Hubo dos razones por las que tardamos tanto en realizar nuestro viaje de ciento treinta y cinco millas. Había llovido mucho y los caminos, que en el campamento son, más propiamente hablando, sólo huellas de ruedas, estaban muy difíciles. Añádase a esto que la primera noche, avanzando en nuestro viaje en la oscuridad, nos salimos de la carretera y, en consecuencia, tuvimos que detenernos en la habitación más cercana que pudimos encontrar, porque estaba muy oscuro y lluvioso. y hubiera sido inseguro proceder a causa de los pozos de vizcachas. Llegamos a un rancho pequeño (es decir, una choza), donde fuimos recibidos hospitalariamente por los pobres internos, quienes nos prepararon una cena de muy buen cordero asado, sin pan ni ningún otro acompañamiento lujoso por supuesto. Nos sentamos alrededor de una mesa pequeña y devoramos nuestra comida con gran deleite, aunque de una manera salvaje.”
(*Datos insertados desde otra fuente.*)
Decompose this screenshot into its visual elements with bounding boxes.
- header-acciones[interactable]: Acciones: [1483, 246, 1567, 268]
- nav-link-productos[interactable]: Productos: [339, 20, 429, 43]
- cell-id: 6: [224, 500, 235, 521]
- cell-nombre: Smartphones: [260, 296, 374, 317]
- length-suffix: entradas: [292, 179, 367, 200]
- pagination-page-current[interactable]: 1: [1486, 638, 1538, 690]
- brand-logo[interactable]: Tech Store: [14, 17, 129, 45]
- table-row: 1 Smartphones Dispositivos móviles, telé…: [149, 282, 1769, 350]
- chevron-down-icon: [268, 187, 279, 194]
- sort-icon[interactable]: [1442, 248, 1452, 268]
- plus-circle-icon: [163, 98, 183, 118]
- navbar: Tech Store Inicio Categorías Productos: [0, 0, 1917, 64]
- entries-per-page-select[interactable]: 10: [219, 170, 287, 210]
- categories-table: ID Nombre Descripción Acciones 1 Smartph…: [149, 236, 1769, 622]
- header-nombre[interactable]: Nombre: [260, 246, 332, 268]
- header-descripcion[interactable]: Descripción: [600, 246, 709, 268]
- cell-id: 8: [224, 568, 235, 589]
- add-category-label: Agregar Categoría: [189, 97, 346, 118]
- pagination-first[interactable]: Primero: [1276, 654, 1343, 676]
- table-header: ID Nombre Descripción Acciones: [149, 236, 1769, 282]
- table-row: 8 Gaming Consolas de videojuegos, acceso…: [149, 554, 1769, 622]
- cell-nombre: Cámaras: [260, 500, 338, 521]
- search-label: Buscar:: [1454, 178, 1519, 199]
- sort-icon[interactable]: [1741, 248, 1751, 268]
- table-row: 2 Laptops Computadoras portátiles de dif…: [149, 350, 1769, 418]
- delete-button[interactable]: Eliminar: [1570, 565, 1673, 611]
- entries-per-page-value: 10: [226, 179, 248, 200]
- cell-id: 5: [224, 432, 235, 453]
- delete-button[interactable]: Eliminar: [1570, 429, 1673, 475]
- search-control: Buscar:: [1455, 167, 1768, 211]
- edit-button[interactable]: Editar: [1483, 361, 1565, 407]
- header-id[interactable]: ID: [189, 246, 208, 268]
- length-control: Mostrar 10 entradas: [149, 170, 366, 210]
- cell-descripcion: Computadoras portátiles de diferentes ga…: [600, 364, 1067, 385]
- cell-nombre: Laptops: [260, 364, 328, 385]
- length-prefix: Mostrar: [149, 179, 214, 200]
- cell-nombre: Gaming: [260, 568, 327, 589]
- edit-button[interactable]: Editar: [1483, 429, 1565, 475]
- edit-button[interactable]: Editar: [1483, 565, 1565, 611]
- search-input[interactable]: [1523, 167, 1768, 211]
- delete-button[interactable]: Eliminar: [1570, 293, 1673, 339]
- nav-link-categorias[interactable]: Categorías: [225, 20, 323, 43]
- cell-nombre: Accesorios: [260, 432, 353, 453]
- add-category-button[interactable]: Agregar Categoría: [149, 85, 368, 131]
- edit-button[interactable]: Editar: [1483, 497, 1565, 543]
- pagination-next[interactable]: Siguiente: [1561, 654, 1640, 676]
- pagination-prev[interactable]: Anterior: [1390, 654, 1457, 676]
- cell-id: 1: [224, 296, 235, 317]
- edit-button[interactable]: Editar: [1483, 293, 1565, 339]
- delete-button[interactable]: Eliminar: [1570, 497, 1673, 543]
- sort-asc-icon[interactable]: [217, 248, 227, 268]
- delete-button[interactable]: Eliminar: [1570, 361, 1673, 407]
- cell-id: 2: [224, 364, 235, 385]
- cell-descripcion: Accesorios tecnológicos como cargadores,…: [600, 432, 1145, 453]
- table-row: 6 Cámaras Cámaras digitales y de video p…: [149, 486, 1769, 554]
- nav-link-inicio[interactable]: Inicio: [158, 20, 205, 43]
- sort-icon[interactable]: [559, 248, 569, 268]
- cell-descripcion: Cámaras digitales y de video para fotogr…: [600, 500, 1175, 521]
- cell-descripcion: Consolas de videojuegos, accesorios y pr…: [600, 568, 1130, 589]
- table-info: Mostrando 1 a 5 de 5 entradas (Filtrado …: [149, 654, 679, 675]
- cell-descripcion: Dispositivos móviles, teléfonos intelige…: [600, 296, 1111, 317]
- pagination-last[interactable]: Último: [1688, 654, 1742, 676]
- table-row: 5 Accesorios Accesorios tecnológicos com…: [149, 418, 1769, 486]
Su primera vista de la capital de la provincia tiene toques de asombro:
“Luego de cruzar el río solo nos quedaban unas ocho leguas que recorrer y llegamos sanos y salvos aquella tarde. Me hospedo en el Hotel de París, una casa francesa situada frente a la plaza. Con el pueblo (creo que debería llamarla ciudad) de Córdoba estoy más que gratamente impresionado. En lugar de encontrar, como pensaba, una villa pequeña, insignificante y desierta, grande fue mi sorpresa al encontrar una ciudad nada pequeña, bellamente construida y limpia. No hay aquí, es verdad, grandes edificios, a excepción de sus iglesias que son numerosas y resaltan a la vista. Hay buenos comercios, la gente se ve ocupada y próspera, y el aspecto general de la ciudad es único, grato de ver. Decididamente, es la ciudad más hermosa que he visto en la República Argentina.”